Under the revised guidance, CMS instructs surveyors to proceed with a survey only if the facility has at least two inpatients at the time of the site visit. Surveyors will then “consider multiple factors” in determining whether or not a facility is “primarily engaged” in providing inpatient care. Such factors include, but are not limited to, average daily census (ADC), average length of stay (ALOS), the number of off-campus outpatient locations, the number of provider based emergency departments, the number of inpatient beds related to the size of the facility and scope of services offered, the volume of outpatient surgical procedures compared to inpatient surgical procedures, and staffing patterns that indicate full-time inpatient care. On the MLN call, CMS stressed that its focus is on the “actual” provision of care to inpatients, rather than the potential or capacity to provide care to inpatients. In other words, capacity to delivery inpatient care alone is insufficient to demonstrate that a facility is “primarily engaged.”

If a facility does not have at least two inpatients at the time of the site visit, surveyors will perform an initial review of the facility’s admission data while onsite to determine if the hospital has had an ADC of at least two and an ALOS of at least two midnights over the last 12 months. If a facility satisfies these data benchmarks, surveyors will return for a second survey attempt at a later date. If a facility does not satisfy the requisite ADC and ALOS benchmarks, then the facility is presumed to not be “primarily engaged” in inpatient care. The CMS Regional Office will consider similar factors to those listed above to determine if a second survey is appropriate. If not, a denial or termination of the facility’s provider agreement is the likely outcome.
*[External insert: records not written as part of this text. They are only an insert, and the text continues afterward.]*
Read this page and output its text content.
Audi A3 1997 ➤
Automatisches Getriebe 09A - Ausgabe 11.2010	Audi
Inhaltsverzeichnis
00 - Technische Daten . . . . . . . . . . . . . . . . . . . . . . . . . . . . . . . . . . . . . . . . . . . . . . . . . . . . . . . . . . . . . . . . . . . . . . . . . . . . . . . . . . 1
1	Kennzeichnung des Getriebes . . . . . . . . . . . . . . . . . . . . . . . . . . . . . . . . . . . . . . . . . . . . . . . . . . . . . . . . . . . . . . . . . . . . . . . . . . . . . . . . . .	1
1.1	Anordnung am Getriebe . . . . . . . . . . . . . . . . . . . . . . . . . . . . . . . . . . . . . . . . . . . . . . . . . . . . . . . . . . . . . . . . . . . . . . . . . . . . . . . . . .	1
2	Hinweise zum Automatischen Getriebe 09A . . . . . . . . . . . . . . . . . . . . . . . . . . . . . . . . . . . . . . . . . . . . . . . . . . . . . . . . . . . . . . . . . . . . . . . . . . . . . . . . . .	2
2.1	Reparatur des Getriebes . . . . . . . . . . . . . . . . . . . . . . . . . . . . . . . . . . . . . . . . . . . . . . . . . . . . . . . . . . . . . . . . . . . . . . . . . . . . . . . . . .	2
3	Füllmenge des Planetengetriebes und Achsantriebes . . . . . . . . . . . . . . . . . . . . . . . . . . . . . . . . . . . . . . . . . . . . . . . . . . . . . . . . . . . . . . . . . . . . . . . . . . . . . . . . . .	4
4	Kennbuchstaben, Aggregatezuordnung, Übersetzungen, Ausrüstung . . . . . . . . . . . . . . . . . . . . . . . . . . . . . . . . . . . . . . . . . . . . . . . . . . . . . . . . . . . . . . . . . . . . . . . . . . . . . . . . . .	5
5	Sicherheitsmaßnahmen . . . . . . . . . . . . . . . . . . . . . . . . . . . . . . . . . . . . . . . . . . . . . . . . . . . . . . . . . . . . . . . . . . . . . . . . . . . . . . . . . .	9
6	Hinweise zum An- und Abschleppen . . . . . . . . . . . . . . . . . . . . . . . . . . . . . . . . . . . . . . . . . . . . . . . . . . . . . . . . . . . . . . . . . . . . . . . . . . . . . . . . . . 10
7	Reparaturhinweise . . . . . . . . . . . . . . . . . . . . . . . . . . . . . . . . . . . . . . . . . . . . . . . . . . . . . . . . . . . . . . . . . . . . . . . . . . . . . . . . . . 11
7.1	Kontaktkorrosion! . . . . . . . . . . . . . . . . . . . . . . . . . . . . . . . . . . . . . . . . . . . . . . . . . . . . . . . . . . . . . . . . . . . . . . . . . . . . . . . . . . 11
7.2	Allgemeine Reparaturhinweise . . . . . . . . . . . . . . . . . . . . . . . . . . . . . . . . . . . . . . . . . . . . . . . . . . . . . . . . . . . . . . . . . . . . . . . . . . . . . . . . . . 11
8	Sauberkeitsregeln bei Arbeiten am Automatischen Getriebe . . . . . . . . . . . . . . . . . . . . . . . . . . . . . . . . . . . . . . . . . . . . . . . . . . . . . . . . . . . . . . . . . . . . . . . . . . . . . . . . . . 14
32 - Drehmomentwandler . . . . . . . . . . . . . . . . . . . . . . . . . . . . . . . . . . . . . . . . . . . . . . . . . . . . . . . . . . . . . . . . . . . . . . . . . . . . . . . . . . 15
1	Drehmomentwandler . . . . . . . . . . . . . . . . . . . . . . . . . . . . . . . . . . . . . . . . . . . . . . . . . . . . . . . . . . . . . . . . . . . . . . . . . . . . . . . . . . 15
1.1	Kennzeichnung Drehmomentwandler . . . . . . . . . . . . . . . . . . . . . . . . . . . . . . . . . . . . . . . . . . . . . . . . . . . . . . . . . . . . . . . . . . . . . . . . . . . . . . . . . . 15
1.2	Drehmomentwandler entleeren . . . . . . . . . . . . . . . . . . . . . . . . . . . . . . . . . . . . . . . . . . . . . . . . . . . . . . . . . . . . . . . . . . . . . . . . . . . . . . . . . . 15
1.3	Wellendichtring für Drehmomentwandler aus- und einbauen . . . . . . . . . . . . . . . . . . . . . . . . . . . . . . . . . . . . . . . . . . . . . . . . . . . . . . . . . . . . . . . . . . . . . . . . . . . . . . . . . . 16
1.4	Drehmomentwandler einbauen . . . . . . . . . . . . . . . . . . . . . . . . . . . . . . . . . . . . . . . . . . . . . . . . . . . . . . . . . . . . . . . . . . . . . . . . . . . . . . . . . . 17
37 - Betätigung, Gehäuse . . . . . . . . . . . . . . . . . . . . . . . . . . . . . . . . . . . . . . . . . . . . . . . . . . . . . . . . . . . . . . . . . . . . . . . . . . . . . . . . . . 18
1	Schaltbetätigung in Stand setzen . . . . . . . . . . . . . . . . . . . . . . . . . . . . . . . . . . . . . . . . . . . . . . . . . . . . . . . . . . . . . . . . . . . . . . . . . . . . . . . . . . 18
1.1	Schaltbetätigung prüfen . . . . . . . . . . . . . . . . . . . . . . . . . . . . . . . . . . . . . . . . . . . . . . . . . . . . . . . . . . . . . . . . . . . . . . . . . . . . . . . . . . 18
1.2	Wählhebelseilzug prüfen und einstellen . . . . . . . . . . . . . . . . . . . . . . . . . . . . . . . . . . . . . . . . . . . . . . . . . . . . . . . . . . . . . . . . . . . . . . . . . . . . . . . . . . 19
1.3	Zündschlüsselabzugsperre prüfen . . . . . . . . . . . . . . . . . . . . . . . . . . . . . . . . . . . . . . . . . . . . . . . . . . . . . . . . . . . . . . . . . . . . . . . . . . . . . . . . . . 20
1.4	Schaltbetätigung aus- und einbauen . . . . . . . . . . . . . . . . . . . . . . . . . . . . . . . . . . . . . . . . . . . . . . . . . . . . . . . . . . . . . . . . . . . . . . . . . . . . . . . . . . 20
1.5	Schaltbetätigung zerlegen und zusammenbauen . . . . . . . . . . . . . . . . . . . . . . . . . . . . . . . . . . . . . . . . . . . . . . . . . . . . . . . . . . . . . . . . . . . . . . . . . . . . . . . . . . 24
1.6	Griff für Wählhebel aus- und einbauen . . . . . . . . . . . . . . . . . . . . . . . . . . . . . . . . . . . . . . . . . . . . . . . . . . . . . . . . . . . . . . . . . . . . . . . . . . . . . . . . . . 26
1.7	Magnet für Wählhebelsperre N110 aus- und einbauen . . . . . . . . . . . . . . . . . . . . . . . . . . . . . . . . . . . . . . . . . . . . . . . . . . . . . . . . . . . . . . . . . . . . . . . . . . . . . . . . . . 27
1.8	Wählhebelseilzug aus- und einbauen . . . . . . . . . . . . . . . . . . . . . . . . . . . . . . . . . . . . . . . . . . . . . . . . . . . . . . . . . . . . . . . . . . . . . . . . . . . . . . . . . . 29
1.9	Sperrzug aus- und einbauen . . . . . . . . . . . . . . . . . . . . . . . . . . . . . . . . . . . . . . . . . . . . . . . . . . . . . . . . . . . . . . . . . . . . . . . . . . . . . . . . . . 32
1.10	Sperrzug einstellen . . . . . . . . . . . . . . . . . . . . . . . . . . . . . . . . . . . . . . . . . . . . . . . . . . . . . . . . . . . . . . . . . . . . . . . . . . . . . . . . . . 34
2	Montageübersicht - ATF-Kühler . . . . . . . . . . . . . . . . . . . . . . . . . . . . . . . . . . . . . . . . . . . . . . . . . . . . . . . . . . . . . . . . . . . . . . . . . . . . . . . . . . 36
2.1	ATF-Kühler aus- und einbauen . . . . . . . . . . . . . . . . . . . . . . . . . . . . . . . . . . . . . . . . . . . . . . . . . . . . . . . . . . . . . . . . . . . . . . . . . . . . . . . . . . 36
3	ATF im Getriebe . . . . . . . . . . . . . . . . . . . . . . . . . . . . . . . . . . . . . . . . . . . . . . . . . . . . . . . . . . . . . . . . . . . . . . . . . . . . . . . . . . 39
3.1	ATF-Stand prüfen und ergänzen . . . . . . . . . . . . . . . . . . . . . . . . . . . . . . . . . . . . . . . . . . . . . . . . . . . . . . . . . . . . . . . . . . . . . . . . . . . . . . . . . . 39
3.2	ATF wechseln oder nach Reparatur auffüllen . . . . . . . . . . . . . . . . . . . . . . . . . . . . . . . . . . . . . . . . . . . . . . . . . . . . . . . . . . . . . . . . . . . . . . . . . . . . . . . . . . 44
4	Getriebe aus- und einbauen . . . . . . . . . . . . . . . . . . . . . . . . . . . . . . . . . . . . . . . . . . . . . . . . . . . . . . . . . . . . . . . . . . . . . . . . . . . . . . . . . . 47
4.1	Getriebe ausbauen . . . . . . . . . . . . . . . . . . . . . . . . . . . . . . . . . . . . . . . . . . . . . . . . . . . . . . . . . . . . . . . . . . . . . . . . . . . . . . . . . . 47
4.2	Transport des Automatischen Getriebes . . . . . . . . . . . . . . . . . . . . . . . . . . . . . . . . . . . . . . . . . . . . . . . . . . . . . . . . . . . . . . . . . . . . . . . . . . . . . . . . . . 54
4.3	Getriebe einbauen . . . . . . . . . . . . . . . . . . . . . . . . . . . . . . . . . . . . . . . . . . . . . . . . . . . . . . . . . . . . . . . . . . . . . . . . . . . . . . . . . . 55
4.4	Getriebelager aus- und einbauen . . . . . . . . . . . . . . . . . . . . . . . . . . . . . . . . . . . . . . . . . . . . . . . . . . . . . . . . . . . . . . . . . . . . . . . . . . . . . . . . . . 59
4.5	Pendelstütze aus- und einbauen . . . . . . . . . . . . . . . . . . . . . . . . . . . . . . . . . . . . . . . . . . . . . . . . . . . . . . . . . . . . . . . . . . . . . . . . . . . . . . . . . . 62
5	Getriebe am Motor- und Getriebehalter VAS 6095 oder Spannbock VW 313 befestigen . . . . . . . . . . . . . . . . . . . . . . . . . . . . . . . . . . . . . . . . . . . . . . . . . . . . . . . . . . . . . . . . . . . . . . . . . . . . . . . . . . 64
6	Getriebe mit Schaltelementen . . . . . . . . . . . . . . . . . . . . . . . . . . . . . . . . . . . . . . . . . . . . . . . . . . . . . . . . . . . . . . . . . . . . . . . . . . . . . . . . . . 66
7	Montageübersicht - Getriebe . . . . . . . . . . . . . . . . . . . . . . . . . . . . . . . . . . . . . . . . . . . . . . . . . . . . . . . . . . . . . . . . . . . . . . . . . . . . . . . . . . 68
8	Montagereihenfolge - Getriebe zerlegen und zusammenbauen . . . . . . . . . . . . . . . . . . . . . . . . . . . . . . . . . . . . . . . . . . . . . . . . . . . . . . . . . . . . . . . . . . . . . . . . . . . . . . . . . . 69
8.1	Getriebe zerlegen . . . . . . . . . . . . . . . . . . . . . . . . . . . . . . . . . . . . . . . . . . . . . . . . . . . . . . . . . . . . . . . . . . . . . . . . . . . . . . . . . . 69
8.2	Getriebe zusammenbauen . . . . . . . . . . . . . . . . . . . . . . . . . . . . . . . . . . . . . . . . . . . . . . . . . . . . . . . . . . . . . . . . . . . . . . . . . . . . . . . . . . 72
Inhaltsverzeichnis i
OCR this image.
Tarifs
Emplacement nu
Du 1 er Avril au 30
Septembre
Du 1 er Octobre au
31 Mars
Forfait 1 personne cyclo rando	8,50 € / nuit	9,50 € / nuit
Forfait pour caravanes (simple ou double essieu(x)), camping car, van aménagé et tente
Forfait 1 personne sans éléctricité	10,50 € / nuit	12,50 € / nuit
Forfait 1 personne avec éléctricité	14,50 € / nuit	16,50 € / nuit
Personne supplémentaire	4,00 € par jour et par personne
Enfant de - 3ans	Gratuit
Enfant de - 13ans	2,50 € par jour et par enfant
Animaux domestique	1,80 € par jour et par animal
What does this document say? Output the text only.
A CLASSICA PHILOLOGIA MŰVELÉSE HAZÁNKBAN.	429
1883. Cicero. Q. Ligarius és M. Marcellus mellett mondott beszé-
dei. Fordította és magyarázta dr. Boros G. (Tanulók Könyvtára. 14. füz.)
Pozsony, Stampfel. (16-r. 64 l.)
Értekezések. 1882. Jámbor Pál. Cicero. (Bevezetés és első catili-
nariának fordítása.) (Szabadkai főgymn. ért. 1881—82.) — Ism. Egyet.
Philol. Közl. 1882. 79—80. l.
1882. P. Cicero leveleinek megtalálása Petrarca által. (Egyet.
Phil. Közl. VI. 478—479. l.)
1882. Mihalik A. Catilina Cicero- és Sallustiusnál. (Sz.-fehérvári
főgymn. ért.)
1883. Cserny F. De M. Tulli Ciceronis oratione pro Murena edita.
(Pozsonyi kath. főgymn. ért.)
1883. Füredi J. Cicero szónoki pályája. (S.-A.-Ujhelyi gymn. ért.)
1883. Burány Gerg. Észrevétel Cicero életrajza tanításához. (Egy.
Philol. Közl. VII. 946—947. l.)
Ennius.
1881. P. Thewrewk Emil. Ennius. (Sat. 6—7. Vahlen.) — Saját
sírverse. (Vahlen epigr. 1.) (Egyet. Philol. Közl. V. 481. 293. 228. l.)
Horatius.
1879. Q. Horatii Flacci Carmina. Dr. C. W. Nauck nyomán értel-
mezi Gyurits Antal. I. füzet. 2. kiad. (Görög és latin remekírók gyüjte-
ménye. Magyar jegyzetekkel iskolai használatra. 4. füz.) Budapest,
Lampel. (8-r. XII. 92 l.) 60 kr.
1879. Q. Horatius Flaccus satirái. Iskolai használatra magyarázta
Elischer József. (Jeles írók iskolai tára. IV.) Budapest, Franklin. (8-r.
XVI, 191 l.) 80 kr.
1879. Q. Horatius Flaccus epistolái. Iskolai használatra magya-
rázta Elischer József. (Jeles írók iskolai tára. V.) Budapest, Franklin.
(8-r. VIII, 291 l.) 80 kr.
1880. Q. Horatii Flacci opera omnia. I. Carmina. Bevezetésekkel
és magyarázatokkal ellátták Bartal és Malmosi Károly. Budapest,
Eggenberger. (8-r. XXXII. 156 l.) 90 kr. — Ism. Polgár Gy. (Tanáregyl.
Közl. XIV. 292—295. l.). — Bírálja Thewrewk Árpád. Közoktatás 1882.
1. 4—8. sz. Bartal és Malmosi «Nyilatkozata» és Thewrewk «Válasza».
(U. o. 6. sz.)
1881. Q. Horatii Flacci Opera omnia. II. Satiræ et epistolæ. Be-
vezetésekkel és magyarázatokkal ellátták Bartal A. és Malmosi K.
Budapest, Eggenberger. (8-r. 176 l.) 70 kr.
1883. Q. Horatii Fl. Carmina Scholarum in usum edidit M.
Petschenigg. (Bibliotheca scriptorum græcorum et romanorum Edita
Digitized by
CMS’s policy is particularly relevant for providers such as specialty hospitals, remote emergency department hospitals, and other smaller hospitals that generally do not have high inpatient volume. Additionally, hospitals focused on expanding their off-campus outpatient offerings are particularly affected by any shifts in the landscape of what it means to be “primarily engaged” in inpatient care. However, so-called “micro hospitals” that operate a minimal number of inpatient beds while establishing a large network of provider-based EDs are likely CMS’s main target.

A full-scale acute-care hospital that establishes an off-campus ED likely need not worry about running afoul of these new guidelines. Additionally, remote-location hospitals are unlikely to be affected by the revised guidance because the “primarily engaged” requirement applies to the entire hospital facility – both the main hospital campus and any remote location(s). That is, a hospital’s remote location(s) would have to expand its outpatient offerings to such a large degree that the entire hospital entity’s inpatient volume was dwarfed by its new outpatient volume.

As surveyors prepare to sharpen their focus on whether hospitals are “primarily engaged” in inpatient care, so too should hospitals that are potentially vulnerable under the new policy. At minimum, that means keeping good records of admissions data, staffing schedules, and other factors that will demonstrate actual inpatient care. Facilities should also keep in mind that the other requirements of §1861(e) (e.g., a hospital must maintain clinical records on all patients, a hospital must have medical staff bylaws) are independent of a “primarily engaged” analysis. Just because the “primarily engaged” requirement is satisfied, that does not automatically mean that the facility meets the definition of a hospital. Finally, accreditation, state licenses, and similar designations that recognize the facility as a hospital are not material to whether a hospital is “primarily engaged” in inpatient care, according to CMS.